For the client, we can utilize the socket() then connect() method to connect to that socket and port we specify through the arguments passed:

  // Create a socket
  socketFD = socket(AF_INET, SOCK_STREAM, 0);
  if (socketFD < 0)
  {
    error("CLIENT: ERROR opening socket");
  }

  // Set up the server address struct
  setupAddressStruct(&serverAddress, atoi(argv[3]), "localhost");

  // Connect to server
  if (connect(socketFD, (struct sockaddr *)&serverAddress, sizeof(serverAddress)) < 0)
  {
    error("CLIENT: ERROR connecting");
  }

Once the client has connected to the server, we can use a struct labeled encrypt_data to hold all of the relevant details needed which holds a char[] array for both the sent key and message to be encrypted. From there, we can follow the algorithm to encrypt the message by adding the pad to the message, specifically the ASCII value of both, then modulo by 27 to keep it within the ASCII range of alphabetical values.

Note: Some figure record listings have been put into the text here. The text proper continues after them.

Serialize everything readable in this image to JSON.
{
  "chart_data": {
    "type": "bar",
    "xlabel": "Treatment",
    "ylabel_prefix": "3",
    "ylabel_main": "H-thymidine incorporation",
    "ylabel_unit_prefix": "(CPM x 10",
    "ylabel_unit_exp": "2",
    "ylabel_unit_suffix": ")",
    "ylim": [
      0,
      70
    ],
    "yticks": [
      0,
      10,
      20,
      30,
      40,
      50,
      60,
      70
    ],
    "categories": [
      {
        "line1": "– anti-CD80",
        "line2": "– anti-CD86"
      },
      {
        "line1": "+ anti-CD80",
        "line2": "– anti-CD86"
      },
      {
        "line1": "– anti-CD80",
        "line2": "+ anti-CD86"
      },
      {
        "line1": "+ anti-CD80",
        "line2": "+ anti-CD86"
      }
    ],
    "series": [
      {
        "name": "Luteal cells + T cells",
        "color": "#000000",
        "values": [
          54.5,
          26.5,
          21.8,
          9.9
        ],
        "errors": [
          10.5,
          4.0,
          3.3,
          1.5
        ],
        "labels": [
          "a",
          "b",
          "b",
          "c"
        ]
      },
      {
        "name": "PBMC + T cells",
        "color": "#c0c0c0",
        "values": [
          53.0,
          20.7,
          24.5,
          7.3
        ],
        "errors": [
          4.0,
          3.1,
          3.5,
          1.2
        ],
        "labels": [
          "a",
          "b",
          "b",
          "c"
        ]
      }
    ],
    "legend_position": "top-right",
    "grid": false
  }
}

for (int i = 0; i <= connection_data->data_len_read; i++)
  {
      if (connection_data->data[i] == 0)
      {
          continue;
      }

      data = deconvert(connection_data->data[i]);
      key = deconvert(connection_data->key[i]);

      cipher = (data + key) % 27;

      connection_data->cipher[i] = convert(cipher);
  }

Then this cipher array will hold the encrypted message. To reverse the process, we can take the same key, connect to the dec_server, and subtract the key from the cipher text, which should transform the message back into the readable format.

Learning Outcomes

I enjoyed the service/client nature of this project. Writing web services in C is a bit much just given the complexity of TCP Client/Server requirements in C, so it probably would be easier to write this same implementation in Python or Node.js. I would also be wary of how the data is encrypted and the security of a simplistic key/value pair. So there is still a lot to learn on how to truly secure messages/data at least taking concern for modern capabilities of encryption.